Right, having done this myself long ago, much of the performance improvement comes from just raw C-code in the runtime. Making less string copies, etc. are a big deal, especially on real programs. That's much of what you've seen in the first set of PHP 7 improvements.
Taking PHP from a bytecode interpreter to generated x86 will mean that in places where you don't end up "hopping out", you should see closer to C-code like performance (the same is true for JavaScript, Python, etc.). Unlike a few years ago though, PHP7's scalar type hints and other slight tweaks (made on purpose!) should make this an even easier task than it was for say PHP 5.4. Type inference is incredibly effective, and in practice (see Paul Biggar's excellent thesis on this) there really isn't that much polymorphism in PHP programs. Parameters to functions usually have one maybe two types or they're actually polymorphic and see 15+ variations. This is just the nature of what you're able to reason about ("Can I really handle this being an int, float, bool, string, array, function callback, or arbitrary class here? Of course not...").

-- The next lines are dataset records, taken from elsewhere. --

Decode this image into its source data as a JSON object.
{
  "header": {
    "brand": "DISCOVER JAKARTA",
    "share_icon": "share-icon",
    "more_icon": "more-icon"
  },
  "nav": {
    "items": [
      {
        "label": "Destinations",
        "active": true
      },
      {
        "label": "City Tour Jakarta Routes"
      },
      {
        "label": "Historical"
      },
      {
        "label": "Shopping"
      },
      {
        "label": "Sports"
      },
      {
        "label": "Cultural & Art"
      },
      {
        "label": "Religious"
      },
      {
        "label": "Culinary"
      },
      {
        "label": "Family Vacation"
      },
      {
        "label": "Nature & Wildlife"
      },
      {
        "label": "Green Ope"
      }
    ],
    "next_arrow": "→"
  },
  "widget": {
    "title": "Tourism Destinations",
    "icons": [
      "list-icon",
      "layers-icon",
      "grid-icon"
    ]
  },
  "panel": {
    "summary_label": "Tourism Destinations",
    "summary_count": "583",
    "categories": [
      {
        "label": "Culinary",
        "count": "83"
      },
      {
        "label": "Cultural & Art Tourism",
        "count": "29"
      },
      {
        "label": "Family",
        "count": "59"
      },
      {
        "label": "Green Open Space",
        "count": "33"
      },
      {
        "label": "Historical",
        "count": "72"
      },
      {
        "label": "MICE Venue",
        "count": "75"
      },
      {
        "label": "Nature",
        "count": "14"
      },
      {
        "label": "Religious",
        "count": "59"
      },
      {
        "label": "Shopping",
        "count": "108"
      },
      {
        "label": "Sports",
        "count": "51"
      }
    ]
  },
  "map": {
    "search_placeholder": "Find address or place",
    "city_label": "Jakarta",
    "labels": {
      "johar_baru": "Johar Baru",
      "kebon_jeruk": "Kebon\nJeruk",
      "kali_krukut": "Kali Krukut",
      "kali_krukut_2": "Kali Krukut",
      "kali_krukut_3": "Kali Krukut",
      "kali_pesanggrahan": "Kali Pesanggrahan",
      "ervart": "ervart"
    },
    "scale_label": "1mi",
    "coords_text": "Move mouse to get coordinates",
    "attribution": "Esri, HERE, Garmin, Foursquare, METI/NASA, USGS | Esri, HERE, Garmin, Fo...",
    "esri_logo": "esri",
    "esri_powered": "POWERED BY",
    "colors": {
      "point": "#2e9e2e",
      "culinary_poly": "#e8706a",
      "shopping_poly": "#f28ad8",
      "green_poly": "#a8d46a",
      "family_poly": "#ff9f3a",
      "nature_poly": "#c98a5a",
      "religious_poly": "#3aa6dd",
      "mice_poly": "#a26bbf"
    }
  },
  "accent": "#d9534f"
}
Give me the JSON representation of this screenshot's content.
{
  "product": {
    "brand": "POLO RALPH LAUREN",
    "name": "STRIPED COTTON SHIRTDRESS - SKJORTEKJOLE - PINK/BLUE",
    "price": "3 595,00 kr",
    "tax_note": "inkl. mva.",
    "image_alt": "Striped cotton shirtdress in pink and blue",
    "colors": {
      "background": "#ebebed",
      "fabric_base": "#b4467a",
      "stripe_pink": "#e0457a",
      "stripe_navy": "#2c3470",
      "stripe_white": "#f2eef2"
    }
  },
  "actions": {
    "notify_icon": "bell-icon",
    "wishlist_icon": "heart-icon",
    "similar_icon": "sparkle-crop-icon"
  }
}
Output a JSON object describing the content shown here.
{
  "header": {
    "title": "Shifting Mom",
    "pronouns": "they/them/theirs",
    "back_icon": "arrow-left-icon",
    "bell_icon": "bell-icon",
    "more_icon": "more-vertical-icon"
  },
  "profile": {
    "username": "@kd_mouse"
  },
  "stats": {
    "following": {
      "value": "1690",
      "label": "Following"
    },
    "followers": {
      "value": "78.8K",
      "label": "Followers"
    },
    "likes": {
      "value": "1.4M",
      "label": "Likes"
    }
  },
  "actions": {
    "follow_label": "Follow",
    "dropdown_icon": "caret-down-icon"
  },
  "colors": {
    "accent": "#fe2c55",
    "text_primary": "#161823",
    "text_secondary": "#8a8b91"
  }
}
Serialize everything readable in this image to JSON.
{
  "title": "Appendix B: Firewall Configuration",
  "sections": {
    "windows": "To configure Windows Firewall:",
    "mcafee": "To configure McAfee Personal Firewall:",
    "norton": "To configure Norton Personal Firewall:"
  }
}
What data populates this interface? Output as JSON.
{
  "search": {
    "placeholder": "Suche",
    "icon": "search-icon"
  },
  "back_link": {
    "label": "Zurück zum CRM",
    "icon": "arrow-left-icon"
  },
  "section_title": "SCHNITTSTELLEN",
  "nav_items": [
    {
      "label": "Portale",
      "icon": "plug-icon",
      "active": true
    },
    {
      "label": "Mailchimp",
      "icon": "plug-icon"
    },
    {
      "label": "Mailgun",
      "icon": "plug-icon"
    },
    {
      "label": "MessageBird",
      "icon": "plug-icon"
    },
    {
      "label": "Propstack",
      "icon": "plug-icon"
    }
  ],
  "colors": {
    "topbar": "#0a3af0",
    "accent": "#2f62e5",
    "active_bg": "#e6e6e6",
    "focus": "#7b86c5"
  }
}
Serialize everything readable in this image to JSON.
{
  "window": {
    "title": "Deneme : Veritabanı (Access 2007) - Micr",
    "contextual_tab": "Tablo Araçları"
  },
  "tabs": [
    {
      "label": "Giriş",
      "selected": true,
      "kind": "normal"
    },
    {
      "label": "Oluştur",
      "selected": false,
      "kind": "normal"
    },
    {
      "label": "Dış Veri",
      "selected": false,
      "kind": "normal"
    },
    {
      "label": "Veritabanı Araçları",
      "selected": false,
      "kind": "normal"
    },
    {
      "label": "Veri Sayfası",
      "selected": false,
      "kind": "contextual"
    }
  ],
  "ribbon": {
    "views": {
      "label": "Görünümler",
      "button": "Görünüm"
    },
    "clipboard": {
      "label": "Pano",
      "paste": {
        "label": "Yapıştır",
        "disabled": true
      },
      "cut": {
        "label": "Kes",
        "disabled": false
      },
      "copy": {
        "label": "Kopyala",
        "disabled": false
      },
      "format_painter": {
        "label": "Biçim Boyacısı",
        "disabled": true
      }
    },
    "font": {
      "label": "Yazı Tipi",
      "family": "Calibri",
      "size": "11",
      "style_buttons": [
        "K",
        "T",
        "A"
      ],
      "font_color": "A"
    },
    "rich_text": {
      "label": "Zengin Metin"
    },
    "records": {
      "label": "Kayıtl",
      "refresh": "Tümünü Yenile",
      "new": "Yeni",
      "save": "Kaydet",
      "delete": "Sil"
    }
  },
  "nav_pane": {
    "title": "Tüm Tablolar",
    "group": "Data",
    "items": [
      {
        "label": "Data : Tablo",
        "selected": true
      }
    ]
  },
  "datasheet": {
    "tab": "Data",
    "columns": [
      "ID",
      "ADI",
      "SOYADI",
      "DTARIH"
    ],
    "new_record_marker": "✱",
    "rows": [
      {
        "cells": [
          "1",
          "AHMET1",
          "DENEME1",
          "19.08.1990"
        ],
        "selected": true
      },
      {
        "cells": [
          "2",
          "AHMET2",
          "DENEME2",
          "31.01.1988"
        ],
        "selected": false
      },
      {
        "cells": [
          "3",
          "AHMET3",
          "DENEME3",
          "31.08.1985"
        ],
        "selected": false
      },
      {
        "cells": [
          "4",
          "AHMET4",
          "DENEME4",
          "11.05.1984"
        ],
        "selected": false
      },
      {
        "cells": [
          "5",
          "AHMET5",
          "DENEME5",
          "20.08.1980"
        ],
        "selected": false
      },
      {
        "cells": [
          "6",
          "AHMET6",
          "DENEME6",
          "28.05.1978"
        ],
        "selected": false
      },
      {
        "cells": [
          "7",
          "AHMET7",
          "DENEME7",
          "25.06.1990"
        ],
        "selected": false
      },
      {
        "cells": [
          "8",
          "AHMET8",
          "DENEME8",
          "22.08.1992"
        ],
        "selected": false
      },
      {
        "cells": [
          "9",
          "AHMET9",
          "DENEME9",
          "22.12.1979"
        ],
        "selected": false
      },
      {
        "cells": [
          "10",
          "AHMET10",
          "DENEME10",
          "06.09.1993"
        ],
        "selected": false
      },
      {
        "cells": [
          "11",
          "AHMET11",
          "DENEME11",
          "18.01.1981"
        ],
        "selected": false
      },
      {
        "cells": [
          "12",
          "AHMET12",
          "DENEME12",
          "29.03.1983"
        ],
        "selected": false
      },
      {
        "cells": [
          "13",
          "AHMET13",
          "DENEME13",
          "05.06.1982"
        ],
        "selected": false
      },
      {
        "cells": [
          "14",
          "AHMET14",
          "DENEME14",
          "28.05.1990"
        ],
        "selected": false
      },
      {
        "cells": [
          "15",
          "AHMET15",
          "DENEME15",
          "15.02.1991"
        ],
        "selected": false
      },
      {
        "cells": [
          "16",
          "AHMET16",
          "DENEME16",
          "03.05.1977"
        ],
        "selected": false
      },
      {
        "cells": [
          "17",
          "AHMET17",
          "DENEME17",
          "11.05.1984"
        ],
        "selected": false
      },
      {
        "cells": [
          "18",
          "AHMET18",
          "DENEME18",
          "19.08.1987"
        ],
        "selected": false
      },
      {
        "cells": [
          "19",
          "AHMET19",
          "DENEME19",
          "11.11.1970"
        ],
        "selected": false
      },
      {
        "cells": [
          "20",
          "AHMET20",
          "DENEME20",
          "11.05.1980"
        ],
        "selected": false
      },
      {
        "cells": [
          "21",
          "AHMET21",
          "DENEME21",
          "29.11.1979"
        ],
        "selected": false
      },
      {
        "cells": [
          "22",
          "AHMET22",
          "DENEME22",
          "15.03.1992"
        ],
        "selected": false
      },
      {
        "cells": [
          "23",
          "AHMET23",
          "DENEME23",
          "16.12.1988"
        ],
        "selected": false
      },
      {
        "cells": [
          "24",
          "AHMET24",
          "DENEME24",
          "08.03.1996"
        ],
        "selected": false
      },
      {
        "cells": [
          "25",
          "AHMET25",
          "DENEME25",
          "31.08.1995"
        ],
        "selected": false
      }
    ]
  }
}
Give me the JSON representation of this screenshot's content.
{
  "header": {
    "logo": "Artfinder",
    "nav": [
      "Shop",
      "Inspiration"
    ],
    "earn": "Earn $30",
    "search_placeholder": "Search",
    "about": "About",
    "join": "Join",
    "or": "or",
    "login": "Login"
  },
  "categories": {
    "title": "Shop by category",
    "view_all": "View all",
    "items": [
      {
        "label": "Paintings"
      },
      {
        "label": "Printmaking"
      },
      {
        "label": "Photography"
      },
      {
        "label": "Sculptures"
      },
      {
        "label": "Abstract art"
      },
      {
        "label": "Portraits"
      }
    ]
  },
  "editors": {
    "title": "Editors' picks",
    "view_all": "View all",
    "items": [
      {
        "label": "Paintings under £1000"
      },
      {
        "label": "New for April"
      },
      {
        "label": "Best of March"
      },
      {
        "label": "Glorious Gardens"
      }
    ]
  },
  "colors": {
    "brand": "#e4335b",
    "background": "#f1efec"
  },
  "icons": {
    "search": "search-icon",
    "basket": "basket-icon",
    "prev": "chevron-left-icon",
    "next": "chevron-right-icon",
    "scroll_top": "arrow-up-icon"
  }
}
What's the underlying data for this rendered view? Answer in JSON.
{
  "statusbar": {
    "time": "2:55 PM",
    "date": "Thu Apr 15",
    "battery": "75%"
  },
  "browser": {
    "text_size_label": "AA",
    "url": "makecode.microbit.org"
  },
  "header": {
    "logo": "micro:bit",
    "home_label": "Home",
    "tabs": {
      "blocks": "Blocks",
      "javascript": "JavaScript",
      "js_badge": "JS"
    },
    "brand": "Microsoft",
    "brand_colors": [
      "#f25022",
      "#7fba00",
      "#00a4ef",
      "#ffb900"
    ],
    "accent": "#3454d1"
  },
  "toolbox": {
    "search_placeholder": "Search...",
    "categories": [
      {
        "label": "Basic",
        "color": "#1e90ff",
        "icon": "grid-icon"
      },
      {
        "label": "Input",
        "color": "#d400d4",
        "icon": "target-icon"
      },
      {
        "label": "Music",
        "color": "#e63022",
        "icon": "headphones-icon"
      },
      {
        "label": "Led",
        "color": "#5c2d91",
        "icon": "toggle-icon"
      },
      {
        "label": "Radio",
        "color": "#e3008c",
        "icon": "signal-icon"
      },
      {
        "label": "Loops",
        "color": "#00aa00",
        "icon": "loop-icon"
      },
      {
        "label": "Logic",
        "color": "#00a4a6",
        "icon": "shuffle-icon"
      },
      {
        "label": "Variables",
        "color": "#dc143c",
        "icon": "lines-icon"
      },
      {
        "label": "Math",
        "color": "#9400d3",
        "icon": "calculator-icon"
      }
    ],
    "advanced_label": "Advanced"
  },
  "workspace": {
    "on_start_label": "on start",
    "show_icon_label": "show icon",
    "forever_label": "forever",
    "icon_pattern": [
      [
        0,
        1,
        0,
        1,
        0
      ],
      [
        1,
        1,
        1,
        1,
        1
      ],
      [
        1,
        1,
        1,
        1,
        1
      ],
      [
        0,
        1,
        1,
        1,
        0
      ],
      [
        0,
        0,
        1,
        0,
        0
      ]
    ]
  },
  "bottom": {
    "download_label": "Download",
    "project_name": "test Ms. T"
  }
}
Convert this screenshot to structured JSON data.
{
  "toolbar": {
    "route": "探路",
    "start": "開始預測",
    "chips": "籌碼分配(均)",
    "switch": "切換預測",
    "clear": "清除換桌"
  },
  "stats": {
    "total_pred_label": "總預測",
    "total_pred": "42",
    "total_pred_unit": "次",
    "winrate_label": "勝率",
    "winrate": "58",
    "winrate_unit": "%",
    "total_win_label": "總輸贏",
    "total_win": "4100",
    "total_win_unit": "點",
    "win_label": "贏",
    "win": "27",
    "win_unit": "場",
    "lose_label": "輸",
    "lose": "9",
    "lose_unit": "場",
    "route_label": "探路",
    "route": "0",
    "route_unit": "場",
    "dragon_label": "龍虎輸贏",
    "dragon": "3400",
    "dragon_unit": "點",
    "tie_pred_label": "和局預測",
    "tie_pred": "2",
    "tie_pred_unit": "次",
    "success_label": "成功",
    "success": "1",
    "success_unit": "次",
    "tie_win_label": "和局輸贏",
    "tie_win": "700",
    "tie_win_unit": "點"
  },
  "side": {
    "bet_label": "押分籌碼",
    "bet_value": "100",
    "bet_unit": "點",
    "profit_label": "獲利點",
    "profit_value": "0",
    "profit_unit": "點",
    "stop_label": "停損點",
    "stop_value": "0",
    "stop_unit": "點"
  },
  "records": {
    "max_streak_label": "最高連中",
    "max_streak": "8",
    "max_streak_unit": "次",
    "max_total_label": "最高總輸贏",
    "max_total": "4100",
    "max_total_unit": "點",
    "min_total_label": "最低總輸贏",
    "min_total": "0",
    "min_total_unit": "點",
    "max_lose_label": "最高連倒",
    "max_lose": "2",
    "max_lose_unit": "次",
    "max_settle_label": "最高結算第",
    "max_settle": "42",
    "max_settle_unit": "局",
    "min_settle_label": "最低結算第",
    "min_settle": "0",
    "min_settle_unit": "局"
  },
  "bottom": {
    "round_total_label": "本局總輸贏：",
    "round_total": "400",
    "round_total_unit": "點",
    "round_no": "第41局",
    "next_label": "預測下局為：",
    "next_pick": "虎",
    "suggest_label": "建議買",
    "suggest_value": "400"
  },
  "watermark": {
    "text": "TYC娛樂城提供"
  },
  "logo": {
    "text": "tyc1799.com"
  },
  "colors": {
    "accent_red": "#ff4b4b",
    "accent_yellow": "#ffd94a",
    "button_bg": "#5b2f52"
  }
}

That said, once you get the two of them working really well together (eliminating friction at calling from the generated machine code for the language back into the runtime), you see additional benefits even on real programs. It's too bad they only report what the API endpoint did, that's relatively easy! (The full dashboard load was much more complex, with tons of crazy class loading and JSON serialization/deserialization, lots of Thrift RPCs, and plenty of memcache).
Source: I've run the Tumblr dashboard in production briefly on a system with a JIT-based runtime ;)